Das Verarbeitungsverzeichnis steht im Mittelpunkt Ihrer Organisation des Datenschutzes und ist eine Pflichtaufgabe für jeden Verantwortlichen.
Auch auf die Gefahr hin, Ihnen jegliche Illusion zu rauben: Ja, es muss sein. Nach Art. 30 DSGVO besteht die grundsätzliche Pflicht hierzu. Nur in wenigen Ausnahmefällen kann von der Erstellung abgesehen werden und auch die im Gesetz genannte Grenze von 250 Mitarbeitenden, ab der erst eine Pflicht besteht, führt in der Praxis zu keiner Entlastung für Kleinunternehmen. Dies liegt daran, dass ein Verarbeitungsverzeichnis in jedem Unternehmen zu führen ist, wenn die Verarbeitung von personenbezogenen Daten regelmäßig erfolgt, was im heutigen digitalisierten Geschäftsalltag (z. B. bei Personalaktenführung, Nutzung von Kundendatenbanken, Versand des Newsletters) praktisch immer der Fall sein dürfte.

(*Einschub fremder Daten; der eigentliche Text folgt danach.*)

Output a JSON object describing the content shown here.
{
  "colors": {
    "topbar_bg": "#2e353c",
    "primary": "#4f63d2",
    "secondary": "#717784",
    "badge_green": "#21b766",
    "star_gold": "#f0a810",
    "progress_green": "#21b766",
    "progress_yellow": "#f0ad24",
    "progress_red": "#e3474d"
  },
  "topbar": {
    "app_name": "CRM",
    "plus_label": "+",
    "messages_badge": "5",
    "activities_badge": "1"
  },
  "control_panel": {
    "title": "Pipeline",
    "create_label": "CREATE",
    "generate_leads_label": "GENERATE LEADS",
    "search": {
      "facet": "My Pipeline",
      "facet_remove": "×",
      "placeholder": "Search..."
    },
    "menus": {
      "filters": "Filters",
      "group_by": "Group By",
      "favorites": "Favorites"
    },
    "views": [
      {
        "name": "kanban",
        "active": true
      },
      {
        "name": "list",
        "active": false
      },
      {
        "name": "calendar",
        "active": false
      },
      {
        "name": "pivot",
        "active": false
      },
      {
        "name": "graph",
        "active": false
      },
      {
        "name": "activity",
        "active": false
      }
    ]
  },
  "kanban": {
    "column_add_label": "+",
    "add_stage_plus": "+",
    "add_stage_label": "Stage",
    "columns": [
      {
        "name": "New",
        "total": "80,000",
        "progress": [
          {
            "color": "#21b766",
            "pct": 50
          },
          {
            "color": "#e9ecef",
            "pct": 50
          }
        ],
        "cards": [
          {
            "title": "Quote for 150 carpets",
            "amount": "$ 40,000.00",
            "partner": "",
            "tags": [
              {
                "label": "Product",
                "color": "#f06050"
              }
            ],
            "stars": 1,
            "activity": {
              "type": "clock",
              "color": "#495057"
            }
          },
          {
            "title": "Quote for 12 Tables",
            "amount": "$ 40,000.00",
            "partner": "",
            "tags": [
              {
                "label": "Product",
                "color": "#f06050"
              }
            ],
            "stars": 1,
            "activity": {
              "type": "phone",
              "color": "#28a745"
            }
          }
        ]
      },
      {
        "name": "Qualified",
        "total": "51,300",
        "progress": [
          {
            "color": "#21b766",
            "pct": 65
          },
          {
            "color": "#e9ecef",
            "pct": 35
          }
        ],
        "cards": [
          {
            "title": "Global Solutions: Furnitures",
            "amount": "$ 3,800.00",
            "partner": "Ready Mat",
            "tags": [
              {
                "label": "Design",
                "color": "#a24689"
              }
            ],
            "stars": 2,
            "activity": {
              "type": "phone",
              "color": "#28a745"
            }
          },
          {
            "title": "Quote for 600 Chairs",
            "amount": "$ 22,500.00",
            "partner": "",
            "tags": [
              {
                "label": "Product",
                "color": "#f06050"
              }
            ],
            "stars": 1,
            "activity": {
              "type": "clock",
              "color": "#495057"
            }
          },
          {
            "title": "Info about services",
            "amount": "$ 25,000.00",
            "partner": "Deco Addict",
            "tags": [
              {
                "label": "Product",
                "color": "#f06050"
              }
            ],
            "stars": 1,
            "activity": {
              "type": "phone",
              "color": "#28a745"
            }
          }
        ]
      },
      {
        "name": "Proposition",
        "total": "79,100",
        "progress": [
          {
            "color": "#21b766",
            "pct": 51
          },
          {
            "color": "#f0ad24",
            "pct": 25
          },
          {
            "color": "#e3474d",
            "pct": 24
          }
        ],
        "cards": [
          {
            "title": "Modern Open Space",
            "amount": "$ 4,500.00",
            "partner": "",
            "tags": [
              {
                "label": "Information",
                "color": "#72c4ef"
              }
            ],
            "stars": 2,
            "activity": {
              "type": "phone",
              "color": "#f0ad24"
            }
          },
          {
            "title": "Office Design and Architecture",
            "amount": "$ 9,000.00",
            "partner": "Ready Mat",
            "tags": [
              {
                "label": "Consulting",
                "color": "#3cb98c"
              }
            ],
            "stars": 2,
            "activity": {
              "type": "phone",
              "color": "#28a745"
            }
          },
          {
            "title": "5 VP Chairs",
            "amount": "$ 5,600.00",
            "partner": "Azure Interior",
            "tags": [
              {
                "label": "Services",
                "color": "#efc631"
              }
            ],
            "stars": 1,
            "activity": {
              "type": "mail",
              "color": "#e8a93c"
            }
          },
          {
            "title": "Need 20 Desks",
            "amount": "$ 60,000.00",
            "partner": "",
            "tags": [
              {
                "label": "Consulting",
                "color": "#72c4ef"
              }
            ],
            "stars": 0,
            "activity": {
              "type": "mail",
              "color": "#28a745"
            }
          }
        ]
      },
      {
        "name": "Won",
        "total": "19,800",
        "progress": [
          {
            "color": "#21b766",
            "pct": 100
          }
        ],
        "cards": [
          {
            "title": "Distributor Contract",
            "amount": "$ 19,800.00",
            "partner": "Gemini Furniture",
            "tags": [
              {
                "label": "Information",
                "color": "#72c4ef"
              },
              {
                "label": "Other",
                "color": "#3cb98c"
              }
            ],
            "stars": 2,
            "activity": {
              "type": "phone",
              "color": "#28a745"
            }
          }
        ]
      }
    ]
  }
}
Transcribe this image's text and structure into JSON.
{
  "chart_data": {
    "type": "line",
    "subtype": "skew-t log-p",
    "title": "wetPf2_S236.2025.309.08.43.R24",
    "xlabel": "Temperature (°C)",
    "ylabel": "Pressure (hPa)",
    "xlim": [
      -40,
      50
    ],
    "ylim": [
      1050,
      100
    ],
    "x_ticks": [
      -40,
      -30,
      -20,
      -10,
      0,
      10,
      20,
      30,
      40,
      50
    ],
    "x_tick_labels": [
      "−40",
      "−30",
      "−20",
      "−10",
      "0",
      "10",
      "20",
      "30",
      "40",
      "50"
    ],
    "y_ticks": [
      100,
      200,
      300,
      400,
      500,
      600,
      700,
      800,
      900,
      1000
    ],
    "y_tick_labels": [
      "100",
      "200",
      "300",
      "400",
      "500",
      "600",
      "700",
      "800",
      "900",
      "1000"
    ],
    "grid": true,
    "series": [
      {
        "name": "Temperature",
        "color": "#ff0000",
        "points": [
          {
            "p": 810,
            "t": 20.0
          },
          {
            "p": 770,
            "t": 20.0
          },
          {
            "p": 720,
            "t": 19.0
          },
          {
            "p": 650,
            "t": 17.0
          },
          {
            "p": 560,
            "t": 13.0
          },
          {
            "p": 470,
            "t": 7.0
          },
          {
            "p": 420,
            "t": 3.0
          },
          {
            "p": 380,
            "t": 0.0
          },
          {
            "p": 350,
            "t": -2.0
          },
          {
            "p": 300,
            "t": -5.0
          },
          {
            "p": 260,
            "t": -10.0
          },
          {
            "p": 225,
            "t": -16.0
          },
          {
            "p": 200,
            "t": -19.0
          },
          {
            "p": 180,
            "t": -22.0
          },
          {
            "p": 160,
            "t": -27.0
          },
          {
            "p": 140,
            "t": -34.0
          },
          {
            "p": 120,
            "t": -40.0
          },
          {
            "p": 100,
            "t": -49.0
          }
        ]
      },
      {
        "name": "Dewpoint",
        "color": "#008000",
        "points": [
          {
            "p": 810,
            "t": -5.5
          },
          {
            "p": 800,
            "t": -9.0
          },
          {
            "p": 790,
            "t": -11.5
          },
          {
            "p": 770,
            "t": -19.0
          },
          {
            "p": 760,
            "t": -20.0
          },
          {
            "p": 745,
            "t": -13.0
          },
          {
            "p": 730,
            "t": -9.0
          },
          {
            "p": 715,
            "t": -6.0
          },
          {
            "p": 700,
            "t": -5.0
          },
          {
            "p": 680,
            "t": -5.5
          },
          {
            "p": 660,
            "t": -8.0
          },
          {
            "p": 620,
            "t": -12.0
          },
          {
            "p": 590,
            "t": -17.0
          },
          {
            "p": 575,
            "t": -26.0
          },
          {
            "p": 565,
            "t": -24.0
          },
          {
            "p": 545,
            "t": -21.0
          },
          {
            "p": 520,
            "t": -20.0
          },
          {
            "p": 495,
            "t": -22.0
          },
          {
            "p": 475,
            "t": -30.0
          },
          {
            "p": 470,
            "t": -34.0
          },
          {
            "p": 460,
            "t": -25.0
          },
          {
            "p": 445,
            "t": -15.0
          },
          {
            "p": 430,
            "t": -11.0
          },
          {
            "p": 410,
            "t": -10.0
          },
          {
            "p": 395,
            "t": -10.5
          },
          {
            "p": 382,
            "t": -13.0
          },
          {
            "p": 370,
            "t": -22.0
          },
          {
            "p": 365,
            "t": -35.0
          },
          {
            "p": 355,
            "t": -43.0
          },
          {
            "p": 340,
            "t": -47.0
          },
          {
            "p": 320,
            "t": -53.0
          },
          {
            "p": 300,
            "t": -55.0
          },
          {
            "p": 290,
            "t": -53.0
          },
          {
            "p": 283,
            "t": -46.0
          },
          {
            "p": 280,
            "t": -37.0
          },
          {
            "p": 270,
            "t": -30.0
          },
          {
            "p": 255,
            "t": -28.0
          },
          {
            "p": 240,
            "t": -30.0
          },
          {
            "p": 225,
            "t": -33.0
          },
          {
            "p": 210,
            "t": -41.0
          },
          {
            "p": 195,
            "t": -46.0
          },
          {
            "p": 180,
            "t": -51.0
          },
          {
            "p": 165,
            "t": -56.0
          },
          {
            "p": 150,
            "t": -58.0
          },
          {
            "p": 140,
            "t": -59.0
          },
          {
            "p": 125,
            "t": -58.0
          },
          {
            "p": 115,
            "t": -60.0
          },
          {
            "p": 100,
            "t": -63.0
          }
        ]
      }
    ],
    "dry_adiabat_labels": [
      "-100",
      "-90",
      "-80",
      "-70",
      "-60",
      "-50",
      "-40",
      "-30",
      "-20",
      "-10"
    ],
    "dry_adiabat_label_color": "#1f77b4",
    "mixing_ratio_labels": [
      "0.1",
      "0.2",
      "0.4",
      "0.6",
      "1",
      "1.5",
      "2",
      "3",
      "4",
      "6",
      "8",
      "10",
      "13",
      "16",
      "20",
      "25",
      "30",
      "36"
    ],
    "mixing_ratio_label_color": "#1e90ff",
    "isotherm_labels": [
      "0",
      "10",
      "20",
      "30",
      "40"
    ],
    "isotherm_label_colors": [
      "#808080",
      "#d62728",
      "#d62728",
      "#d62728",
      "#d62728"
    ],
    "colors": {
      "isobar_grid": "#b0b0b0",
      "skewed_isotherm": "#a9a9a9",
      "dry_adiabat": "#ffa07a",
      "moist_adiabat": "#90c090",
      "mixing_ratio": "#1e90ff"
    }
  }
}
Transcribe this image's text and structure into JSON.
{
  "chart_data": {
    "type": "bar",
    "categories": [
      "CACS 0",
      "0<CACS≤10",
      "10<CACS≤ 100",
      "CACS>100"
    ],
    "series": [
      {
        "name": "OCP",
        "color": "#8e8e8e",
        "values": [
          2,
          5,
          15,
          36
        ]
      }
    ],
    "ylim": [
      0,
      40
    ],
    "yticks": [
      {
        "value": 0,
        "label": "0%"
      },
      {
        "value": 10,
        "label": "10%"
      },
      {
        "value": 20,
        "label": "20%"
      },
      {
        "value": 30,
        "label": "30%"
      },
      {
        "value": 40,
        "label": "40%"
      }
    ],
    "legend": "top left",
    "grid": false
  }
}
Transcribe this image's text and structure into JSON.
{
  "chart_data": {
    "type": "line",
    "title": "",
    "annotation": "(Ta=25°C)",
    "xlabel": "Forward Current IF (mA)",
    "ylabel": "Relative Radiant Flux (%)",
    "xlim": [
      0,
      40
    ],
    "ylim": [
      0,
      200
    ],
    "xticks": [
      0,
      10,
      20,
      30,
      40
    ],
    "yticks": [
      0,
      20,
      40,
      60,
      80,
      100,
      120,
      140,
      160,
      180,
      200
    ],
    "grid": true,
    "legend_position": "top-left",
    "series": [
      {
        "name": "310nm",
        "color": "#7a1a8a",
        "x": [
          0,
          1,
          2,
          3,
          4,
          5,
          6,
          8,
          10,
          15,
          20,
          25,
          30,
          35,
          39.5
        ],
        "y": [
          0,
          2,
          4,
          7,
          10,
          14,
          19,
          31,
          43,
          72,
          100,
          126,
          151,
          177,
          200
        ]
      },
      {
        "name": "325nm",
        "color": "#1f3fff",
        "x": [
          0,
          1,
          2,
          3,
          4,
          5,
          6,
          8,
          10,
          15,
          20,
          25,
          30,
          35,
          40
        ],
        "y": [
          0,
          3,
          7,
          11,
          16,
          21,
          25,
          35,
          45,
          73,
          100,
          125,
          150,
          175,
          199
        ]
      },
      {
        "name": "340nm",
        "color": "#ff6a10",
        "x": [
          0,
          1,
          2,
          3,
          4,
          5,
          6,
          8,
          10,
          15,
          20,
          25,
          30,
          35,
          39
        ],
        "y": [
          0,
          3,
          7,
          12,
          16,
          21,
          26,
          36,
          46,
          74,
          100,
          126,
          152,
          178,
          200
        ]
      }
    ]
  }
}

Die Pflicht trifft sowohl Sie selbst als Verantwortlicher hinsichtlich der eigenen Verarbeitungsprozesse als auch für den Fall, dass Sie im Auftrag als Dienstleister Daten für ein anderes Unternehmen verarbeiten und insoweit als sog. Auftragsverarbeiter tätig werden.
Die Pflicht zur Führung des Verarbeitungsverzeichnisses obliegt der Unternehmensleitung. Eine Delegation an den Datenschutzbeauftragten erfolgt in der Praxis häufig, insbesondere bei internen Datenschutzbeauftragten. Schließlich wird beim Datenschutzbeauftragten eine entsprechende Kompetenz erwartet, sodass es für die Unternehmensleitung sinnvoll ist, diese zu nutzen. Die Delegierung an den Datenschutzbeauftragten wird jedoch zum Teil kritisch gesehen, da dieser in erster Linie nicht die ganze Arbeit der verantwortlichen Unternehmensleitung übernehmen soll, sondern für die Beratung und Prüfung zuständig ist.
Das Verarbeitungsverzeichnis muss zwar Dritten nicht zur Einsicht vorgelegt werden, jedoch kann die Aufsichtsbehörde im Fall einer Kontrolle die Einsicht verlangen, um sich selbst einen Überblick über die Datenverarbeitung in Ihrem Betrieb zu verschaffen.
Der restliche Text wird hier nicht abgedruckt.